Last month as revenues began returning, the Board of Transportation shifted more than $30-million dollars within the department to contract more workers and address roadside issues. Harris says since January they’ve picked up more than two million pounds of trash along the more than 80,000 miles of roads they control, with hopes of collecting an additional $18-million pounds by year’s end. But there’s much ground to make up following the temporary shutdown of all NCDOT-sponsored Litter Sweep programs due to the pandemic.
“This time last year, we didn’t know what to do,” says Harris. “We were being told to wear masks, stay safe — so, we felt like it was just best to cancel that event because we weren’t sure. That led us into the fall. But now, people wear masks, and we as a society have learned how to handle COVID-19 and we feel like people are going to go out there and they’re going to be safe. So, the April 10 through 24 [Litter Sweep] is still on.”
That’s welcome news for WFDD listener Keisha Redd. The Winston-Salem attorney says she passes piles of litter during her frequent drives along Highway 52.
“If people wanted to volunteer and clean it up, is there somewhere we would need to get permission from?” she asks. “I imagine they don’t want just groups of people walking around the highway.”

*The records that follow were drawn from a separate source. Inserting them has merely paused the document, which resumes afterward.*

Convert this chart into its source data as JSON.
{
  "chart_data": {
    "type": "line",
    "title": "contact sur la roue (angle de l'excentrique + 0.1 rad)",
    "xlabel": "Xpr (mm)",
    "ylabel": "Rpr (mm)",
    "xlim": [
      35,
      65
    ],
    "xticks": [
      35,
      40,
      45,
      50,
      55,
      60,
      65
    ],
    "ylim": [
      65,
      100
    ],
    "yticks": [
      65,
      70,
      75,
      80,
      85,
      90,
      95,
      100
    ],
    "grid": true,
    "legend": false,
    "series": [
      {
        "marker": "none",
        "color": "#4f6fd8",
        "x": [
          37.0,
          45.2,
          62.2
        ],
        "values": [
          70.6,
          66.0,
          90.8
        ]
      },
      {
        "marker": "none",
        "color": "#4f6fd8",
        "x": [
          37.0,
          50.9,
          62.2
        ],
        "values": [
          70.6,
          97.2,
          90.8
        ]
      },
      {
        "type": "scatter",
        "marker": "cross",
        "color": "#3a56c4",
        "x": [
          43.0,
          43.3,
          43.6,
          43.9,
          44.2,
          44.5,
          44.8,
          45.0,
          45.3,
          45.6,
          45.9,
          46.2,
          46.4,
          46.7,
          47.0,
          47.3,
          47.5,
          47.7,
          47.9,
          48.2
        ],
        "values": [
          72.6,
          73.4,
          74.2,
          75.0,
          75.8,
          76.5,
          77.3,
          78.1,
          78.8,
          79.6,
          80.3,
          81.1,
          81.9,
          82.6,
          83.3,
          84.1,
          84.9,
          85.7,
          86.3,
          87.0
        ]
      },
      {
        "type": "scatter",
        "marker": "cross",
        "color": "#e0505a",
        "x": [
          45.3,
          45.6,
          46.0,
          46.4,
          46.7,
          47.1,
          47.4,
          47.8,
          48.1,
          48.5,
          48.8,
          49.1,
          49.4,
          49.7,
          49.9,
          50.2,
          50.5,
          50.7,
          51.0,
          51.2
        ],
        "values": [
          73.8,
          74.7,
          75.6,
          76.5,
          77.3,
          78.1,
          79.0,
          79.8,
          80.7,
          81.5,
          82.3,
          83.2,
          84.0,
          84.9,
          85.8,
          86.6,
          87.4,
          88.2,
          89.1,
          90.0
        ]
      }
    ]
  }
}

Harris says the department’s volunteer base is the backbone of the operation, with Adopt-A-Highway program volunteers alone picking up roughly 160,000 pounds of trash to date this year. For individuals like Redd willing to roll up their sleeves, Harris has a ready solution.
“I would encourage them to look up Litter Sweep,” he says. “At the NCDOT website, there’s a lot of information there. It’s going to tell you who to contact in your county. We have resources like trash bags, gloves, and vests. And that individual at the county DOT office can say, ‘That’s a good road,’ or ‘Maybe you need to pick another road; our traffic’s pretty bad out there,’ and they’ll try and steer them toward a safer environment.”

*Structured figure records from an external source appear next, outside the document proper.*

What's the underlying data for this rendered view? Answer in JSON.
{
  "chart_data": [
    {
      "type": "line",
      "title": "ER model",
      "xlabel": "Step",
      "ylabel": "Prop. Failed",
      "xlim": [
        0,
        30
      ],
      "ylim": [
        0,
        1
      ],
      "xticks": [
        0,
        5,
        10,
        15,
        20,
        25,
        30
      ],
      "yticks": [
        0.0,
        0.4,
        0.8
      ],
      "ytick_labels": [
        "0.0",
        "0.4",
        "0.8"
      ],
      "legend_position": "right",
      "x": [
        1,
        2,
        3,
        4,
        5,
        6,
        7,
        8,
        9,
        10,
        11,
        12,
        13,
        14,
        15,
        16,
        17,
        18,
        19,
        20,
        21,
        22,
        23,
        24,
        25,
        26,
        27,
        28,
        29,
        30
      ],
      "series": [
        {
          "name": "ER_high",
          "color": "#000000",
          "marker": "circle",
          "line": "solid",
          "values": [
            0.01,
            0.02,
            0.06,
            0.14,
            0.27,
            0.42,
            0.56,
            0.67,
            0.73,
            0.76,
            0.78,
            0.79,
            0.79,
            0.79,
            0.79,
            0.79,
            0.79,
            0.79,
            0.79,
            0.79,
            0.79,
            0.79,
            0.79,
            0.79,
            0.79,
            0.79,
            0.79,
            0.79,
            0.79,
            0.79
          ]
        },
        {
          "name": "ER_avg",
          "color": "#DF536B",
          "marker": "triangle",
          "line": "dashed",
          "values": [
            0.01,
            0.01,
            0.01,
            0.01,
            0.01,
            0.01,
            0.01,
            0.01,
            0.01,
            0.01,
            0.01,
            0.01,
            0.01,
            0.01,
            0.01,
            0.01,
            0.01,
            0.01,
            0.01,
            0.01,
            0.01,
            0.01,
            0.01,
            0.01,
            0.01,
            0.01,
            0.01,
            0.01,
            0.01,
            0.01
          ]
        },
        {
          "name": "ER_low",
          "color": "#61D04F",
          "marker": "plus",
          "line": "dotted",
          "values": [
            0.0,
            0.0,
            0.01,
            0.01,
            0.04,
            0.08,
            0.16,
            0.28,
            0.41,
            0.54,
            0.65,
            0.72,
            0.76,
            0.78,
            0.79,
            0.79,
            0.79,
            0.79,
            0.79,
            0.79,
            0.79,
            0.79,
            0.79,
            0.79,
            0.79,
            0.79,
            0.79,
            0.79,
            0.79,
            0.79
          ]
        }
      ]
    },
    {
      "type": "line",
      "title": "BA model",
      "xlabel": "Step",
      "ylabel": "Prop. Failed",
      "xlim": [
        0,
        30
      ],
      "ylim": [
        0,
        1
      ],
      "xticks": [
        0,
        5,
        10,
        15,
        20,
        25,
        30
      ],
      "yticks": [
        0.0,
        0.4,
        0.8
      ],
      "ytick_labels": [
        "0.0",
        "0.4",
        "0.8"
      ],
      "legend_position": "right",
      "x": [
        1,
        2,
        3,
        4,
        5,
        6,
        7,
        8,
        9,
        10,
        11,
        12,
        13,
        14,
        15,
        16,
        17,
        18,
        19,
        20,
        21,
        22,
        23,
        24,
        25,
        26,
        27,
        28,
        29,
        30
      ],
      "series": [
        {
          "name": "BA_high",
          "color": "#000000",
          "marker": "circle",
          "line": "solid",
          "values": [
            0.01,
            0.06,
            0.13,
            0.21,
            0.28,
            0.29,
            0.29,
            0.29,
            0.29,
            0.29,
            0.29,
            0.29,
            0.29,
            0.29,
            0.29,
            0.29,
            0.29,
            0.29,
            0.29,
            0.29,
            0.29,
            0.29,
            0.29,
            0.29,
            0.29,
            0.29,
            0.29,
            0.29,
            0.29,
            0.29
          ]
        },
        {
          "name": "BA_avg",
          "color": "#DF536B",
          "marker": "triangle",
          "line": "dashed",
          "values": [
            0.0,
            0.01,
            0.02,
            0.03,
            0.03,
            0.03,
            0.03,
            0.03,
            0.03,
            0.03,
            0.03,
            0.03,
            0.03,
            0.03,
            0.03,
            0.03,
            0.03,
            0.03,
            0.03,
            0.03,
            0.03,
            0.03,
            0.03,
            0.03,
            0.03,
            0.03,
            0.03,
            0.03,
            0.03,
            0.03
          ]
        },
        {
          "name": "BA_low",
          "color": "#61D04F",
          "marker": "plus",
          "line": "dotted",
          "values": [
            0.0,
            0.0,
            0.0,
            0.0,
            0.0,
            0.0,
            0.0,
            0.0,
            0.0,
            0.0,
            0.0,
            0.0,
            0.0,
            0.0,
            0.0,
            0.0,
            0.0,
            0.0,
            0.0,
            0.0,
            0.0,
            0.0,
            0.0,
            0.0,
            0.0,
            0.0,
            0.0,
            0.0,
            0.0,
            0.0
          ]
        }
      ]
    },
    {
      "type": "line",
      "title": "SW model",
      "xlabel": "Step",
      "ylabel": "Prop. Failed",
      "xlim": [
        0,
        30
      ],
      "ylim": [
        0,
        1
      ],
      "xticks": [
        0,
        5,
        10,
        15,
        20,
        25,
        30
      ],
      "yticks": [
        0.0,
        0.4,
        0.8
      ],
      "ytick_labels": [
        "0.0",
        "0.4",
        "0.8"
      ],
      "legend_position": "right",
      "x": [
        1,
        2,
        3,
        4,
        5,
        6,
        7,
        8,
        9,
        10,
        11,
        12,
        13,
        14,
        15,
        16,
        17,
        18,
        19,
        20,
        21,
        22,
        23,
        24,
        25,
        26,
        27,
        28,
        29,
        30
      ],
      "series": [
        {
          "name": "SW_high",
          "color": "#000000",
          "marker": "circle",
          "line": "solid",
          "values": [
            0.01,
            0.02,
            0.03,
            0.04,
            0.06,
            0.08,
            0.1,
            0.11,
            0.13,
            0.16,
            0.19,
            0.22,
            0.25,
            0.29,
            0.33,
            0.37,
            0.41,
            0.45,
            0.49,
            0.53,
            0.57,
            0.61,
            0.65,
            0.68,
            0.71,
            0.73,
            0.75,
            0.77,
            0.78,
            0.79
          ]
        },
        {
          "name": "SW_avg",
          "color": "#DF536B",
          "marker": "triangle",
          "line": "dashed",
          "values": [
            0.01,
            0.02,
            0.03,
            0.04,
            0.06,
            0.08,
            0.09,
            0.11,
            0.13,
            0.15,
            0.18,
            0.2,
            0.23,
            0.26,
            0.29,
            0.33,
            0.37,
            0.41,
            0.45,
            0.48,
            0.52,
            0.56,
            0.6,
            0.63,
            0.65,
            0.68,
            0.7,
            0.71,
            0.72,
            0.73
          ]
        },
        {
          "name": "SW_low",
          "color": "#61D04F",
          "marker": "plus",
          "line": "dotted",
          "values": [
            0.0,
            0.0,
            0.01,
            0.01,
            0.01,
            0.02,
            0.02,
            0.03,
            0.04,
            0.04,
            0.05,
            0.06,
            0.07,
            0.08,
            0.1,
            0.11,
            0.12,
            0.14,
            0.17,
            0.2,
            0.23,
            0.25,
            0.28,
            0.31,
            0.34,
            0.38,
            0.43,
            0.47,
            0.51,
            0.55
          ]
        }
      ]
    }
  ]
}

Harris says he’s troubled by the amount of trash that continues to be discarded along roadways. Last year NCDOT spent roughly $20-million dollars cleaning it up, money he says that could have been spent improving roadways and bridges. He adds as the current generation of volunteers gets older and less able to get out for Litter Sweeps, he’s excited to see more young people getting involved and taking pride in their communities and their roads.
“North Carolina has a history of looking really good,” says Harris. “Our wildflower program is legendary. People come to this state and will detour on their way down south or up north to come here. But recently we’ve been getting these letters saying, ‘Oh my god, what’s happened to North Carolina?’ So, the Department of Transportation wants to get the state back to looking great, because when this COVID-19 is over with, tourism is going to come back full steam and I know everybody wants to get out of their houses. So, just make sure that the trash ends up where it needs to go.”